J. C. Leyendecker and his younger brother Frank Xavier, were born in Montabour, Germany, and moved to America in 1882. Joe and Frank (also an aspiring artist) studied together in Paris at the Academie Julian, where they developed their artistic visions.
Leyendecker’s renown grew from his ability to establish a specific and readily identifiable signature style. With his very wide, deliberate stroke done with authority and control, he seldom overpainted, preferring to interest the viewer with the omissions as well as the parts included. His three most memorable creations, which live on to this day, were the Arrow Collar Man, the New Year’s Baby, and his idealized sports and war heroes.

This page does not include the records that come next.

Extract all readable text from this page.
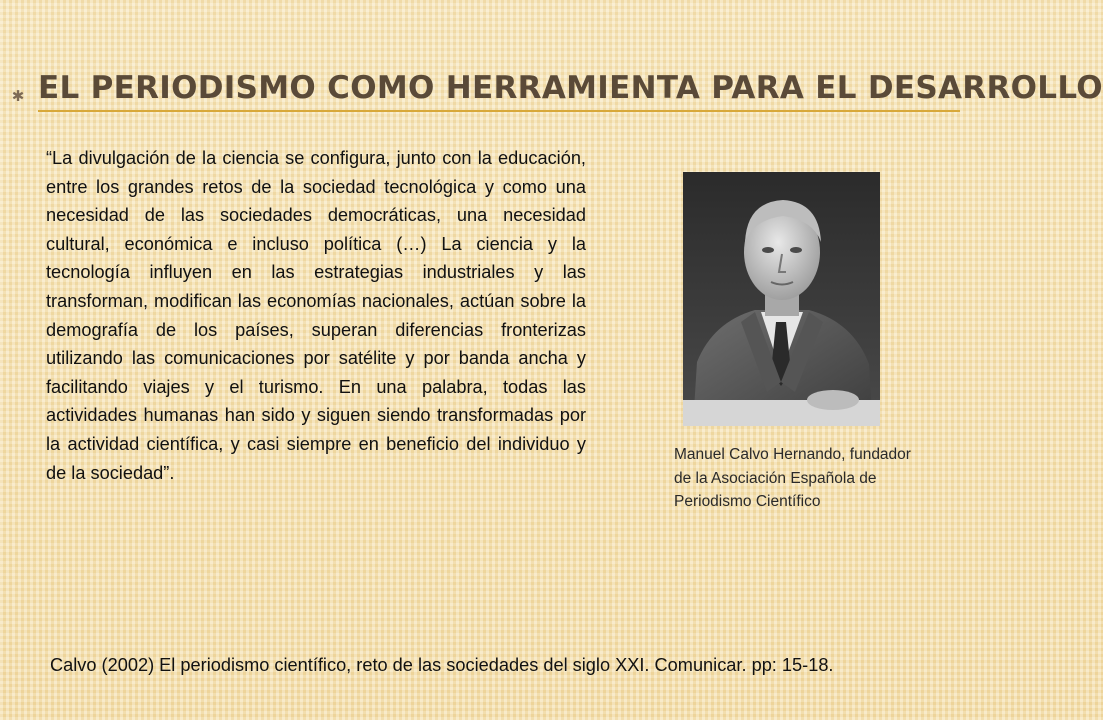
✱ EL PERIODISMO COMO HERRAMIENTA PARA EL DESARROLLO

“La divulgación de la ciencia se configura, junto con la educación, entre los grandes retos de la sociedad tecnológica y como una necesidad de las sociedades democráticas, una necesidad cultural, económica e incluso política (…) La ciencia y la tecnología influyen en las estrategias industriales y las transforman, modifican las economías nacionales, actúan sobre la demografía de los países, superan diferencias fronterizas utilizando las comunicaciones por satélite y por banda ancha y facilitando viajes y el turismo. En una palabra, todas las actividades humanas han sido y siguen siendo transformadas por la actividad científica, y casi siempre en beneficio del individuo y de la sociedad”.

Manuel Calvo Hernando, fundador de la Asociación Española de Periodismo Científico

Calvo (2002) El periodismo científico, reto de las sociedades del siglo XXI. Comunicar. pp: 15-18.
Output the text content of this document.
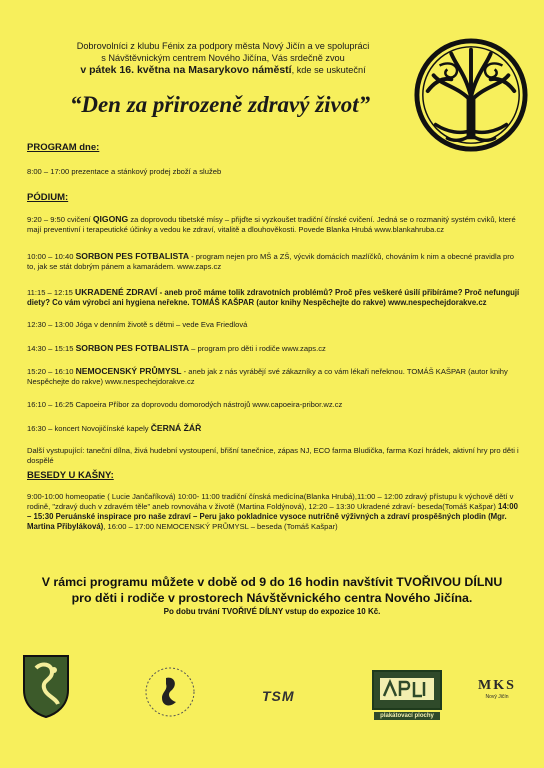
Dobrovolníci z klubu Fénix za podpory města Nový Jičín a ve spolupráci
s Návštěvnickým centrem Nového Jičína, Vás srdečně zvou
v pátek 16. května na Masarykovo náměstí, kde se uskuteční
“Den za přirozeně zdravý život”
PROGRAM dne:
8:00 – 17:00 prezentace a stánkový prodej zboží a služeb
PÓDIUM:
9:20 – 9:50 cvičení QIGONG za doprovodu tibetské mísy – přijďte si vyzkoušet tradiční čínské cvičení. Jedná se o rozmanitý systém cviků, které mají preventivní i terapeutické účinky a vedou ke zdraví, vitalitě a dlouhověkosti. Povede Blanka Hrubá www.blankahruba.cz
10:00 – 10:40 SORBON PES FOTBALISTA - program nejen pro MŠ a ZŠ, výcvik domácích mazlíčků, chováním k nim a obecné pravidla pro to, jak se stát dobrým pánem a kamarádem. www.zaps.cz
11:15 – 12:15 UKRADENÉ ZDRAVÍ - aneb proč máme tolik zdravotních problémů? Proč přes veškeré úsilí přibíráme? Proč nefungují diety? Co vám výrobci ani hygiena neřekne. TOMÁŠ KAŠPAR (autor knihy Nespěchejte do rakve) www.nespechejdorakve.cz
12:30 – 13:00 Jóga v denním životě s dětmi – vede Eva Friedlová
14:30 – 15:15 SORBON PES FOTBALISTA – program pro děti i rodiče www.zaps.cz
15:20 – 16:10 NEMOCENSKÝ PRŮMYSL - aneb jak z nás vyrábějí své zákazníky a co vám lékaři neřeknou. TOMÁŠ KAŠPAR (autor knihy Nespěchejte do rakve) www.nespechejdorakve.cz
16:10 – 16:25 Capoeira Příbor za doprovodu domorodých nástrojů www.capoeira-pribor.wz.cz
16:30 – koncert Novojičínské kapely ČERNÁ ŽÁŘ
Další vystupující: taneční dílna, živá hudební vystoupení, břišní tanečnice, zápas NJ, ECO farma Bludička, farma Kozí hrádek, aktivní hry pro děti i dospělé
BESEDY U KAŠNY:
9:00-10:00 homeopatie ( Lucie Jančaříková) 10:00- 11:00 tradiční čínská medicína(Blanka Hrubá),11:00 – 12:00 zdravý přístupu k výchově dětí v rodině, "zdravý duch v zdravém těle" aneb rovnováha v životě (Martina Foldýnová), 12:20 – 13:30 Ukradené zdraví- beseda(Tomáš Kašpar) 14:00 – 15:30 Peruánské inspirace pro naše zdraví – Peru jako pokladnice vysoce nutričně výživných a zdraví prospěšných plodin (Mgr. Martina Přibyláková), 16:00 – 17:00 NEMOCENSKÝ PRŮMYSL – beseda (Tomáš Kašpar)
V rámci programu můžete v době od 9 do 16 hodin navštívit TVOŘIVOU DÍLNU
pro děti i rodiče v prostorech Návštěvnického centra Nového Jičína.
Po dobu trvání TVOŘIVÉ DÍLNY vstup do expozice 10 Kč.
TSM
plakátovací plochy
MKS
Nový Jičín
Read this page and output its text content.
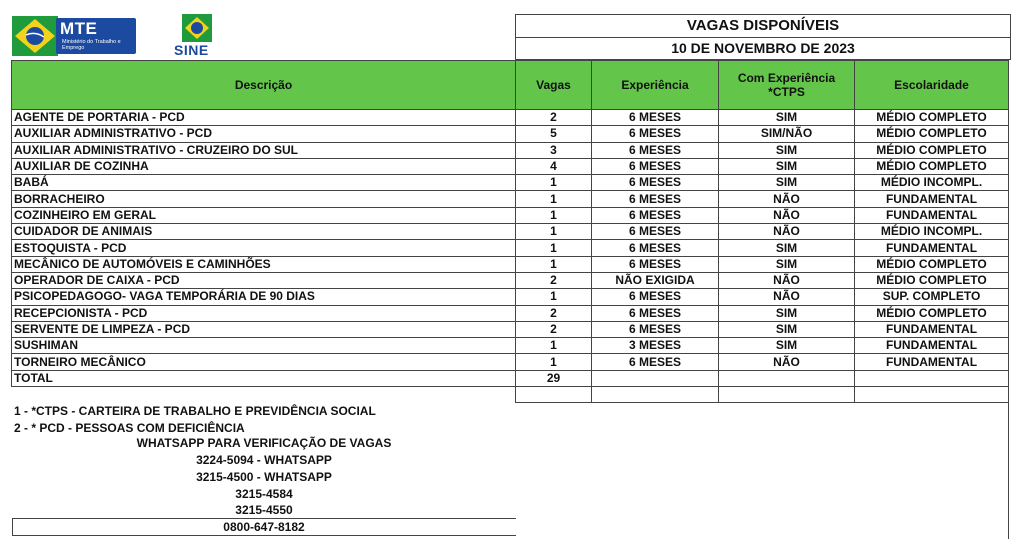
MTE
Ministério do Trabalho e Emprego	SINE
VAGAS DISPONÍVEIS
10 DE NOVEMBRO DE 2023
Descrição	Vagas	Experiência	Com Experiência *CTPS	Escolaridade
AGENTE DE PORTARIA - PCD	2	6 MESES	SIM	MÉDIO COMPLETO
AUXILIAR ADMINISTRATIVO - PCD	5	6 MESES	SIM/NÃO	MÉDIO COMPLETO
AUXILIAR ADMINISTRATIVO - CRUZEIRO DO SUL	3	6 MESES	SIM	MÉDIO COMPLETO
AUXILIAR DE COZINHA	4	6 MESES	SIM	MÉDIO COMPLETO
BABÁ	1	6 MESES	SIM	MÉDIO INCOMPL.
BORRACHEIRO	1	6 MESES	NÃO	FUNDAMENTAL
COZINHEIRO EM GERAL	1	6 MESES	NÃO	FUNDAMENTAL
CUIDADOR DE ANIMAIS	1	6 MESES	NÃO	MÉDIO INCOMPL.
ESTOQUISTA - PCD	1	6 MESES	SIM	FUNDAMENTAL
MECÂNICO DE AUTOMÓVEIS E CAMINHÕES	1	6 MESES	SIM	MÉDIO COMPLETO
OPERADOR DE CAIXA - PCD	2	NÃO EXIGIDA	NÃO	MÉDIO COMPLETO
PSICOPEDAGOGO- VAGA TEMPORÁRIA DE 90 DIAS	1	6 MESES	NÃO	SUP. COMPLETO
RECEPCIONISTA - PCD	2	6 MESES	SIM	MÉDIO COMPLETO
SERVENTE DE LIMPEZA - PCD	2	6 MESES	SIM	FUNDAMENTAL
SUSHIMAN	1	3 MESES	SIM	FUNDAMENTAL
TORNEIRO MECÂNICO	1	6 MESES	NÃO	FUNDAMENTAL
TOTAL	29			

1 - *CTPS - CARTEIRA DE TRABALHO E PREVIDÊNCIA SOCIAL
2 - * PCD - PESSOAS COM DEFICIÊNCIA
WHATSAPP PARA VERIFICAÇÃO DE VAGAS
3224-5094 - WHATSAPP
3215-4500 - WHATSAPP
3215-4584
3215-4550
0800-647-8182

In 1905, Leyendecker received what became his most important commercial art commission, when he was hired by Cluett, Peabody & Co. to advertise their Arrow brand of detachable shirt collars. Leyendecker created the "Arrow Collar Man," handsome, smartly dressed, who over the next twenty-five years, became the symbol of fashionable American manhood. Through his ads, Leyendecker boosted sales for the company to over $32 million per year, and defined the ideal American male: a dignified, clear-eyed man of taste, manners and quality.



AIG Archives
As the Saturday Evening Post’s most important cover artist of his day, J. C. Leyendecker illustrated all the holiday numbers, as well as many in between. His Easter, Independence Day, Thanksgiving and Christmas covers were annual events for the Post’s millions of readers. Leyendecker gave us what is perhaps the most enduring New Year’s symbol, that of the New Year’s Baby. For almost forty years, the Post featured a Leyendecker Baby on its New Year’s covers. The New Year’s Baby chronicled what was foremost on the collective American mind that year.

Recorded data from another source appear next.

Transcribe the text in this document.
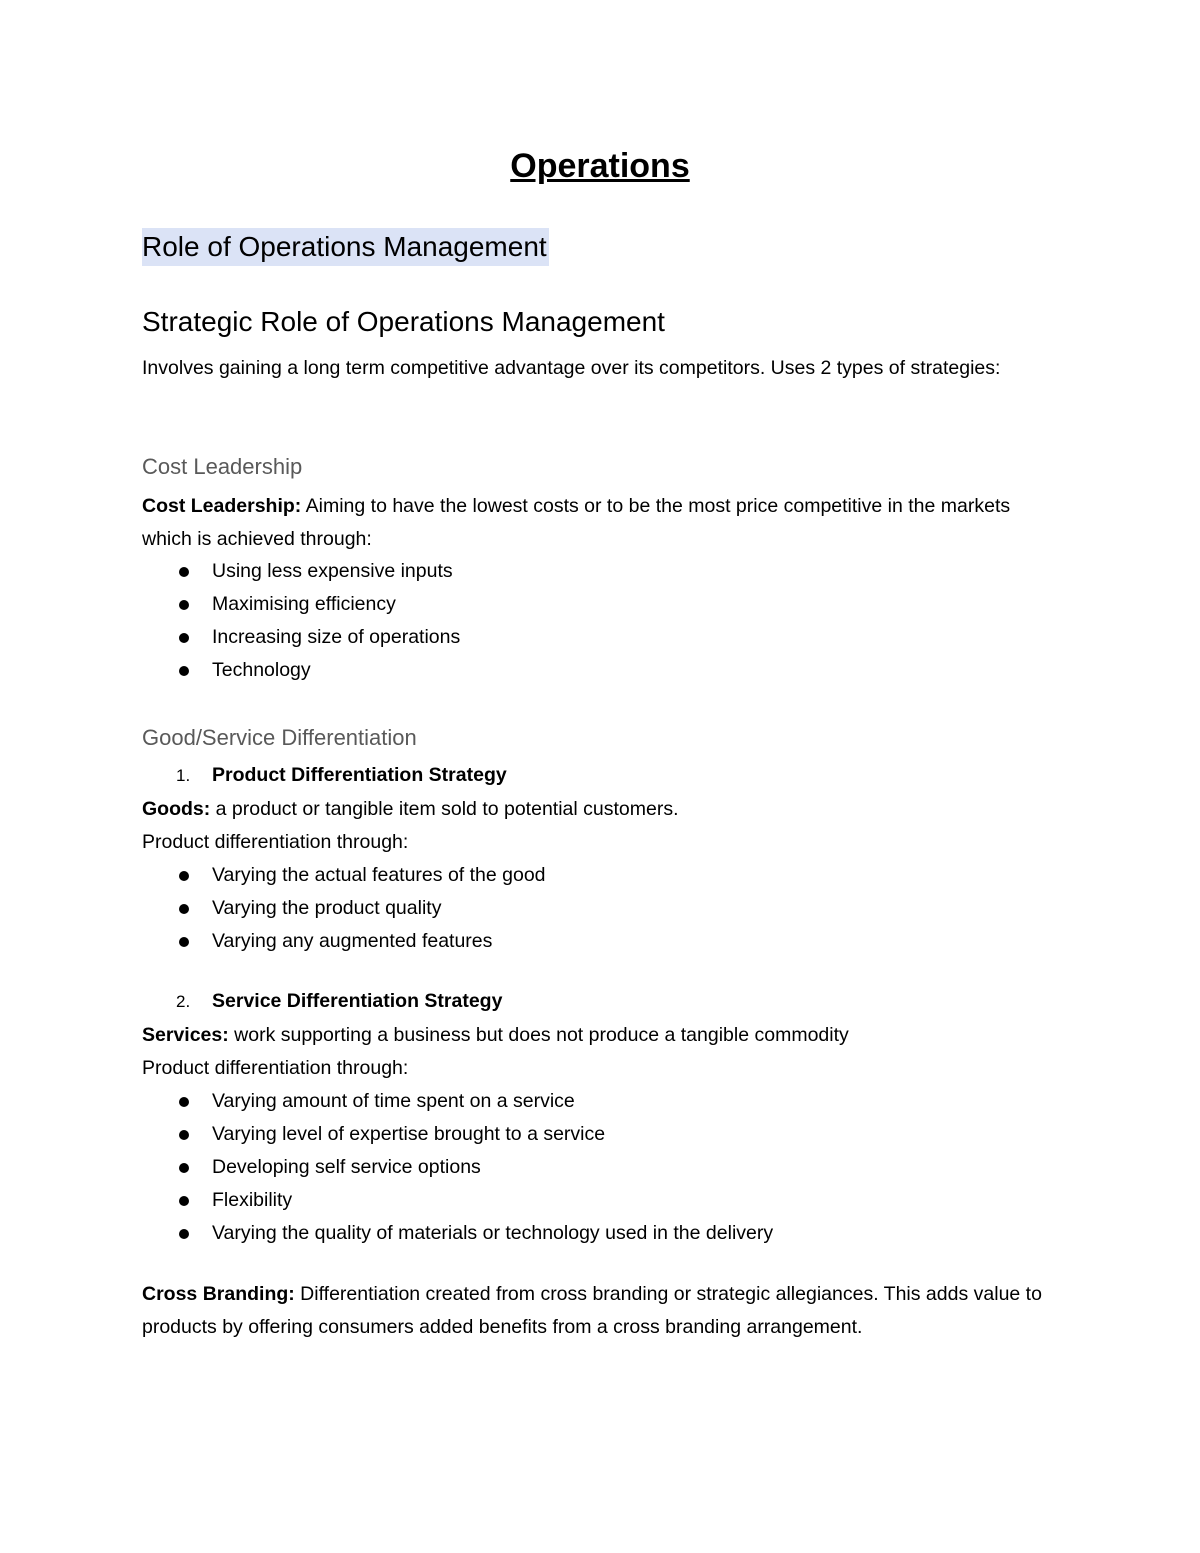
Operations
Role of Operations Management
Strategic Role of Operations Management

Involves gaining a long term competitive advantage over its competitors. Uses 2 types of strategies:

Cost Leadership

Cost Leadership: Aiming to have the lowest costs or to be the most price competitive in the markets which is achieved through:

Using less expensive inputs
Maximising efficiency
Increasing size of operations
Technology
Good/Service Differentiation
1. Product Differentiation Strategy

Goods: a product or tangible item sold to potential customers.

Product differentiation through:

Varying the actual features of the good
Varying the product quality
Varying any augmented features
2. Service Differentiation Strategy

Services: work supporting a business but does not produce a tangible commodity

Product differentiation through:

Varying amount of time spent on a service
Varying level of expertise brought to a service
Developing self service options
Flexibility
Varying the quality of materials or technology used in the delivery

Cross Branding: Differentiation created from cross branding or strategic allegiances. This adds value to products by offering consumers added benefits from a cross branding arrangement.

Leyendecker illustrated American heroes, on both the sports and battle fields. He designed special commissioned posters for the World War I and World War II efforts, inspiring Americans to the cause. His sports posters, painted often to promote the Ivy League football, baseball and crew teams, were widely collected by college students.

The broad range of J. C. Leyendecker’s career, including advertisements for companies such as House of Kuppenheimer, Ivory Soap, and Kelloggs, as well as magazine covers for such publications as Collier’s and Success, greatly influenced the art of illustration, and positioned him as a mentor to a younger generation of illustrators, most notably Norman Rockwell.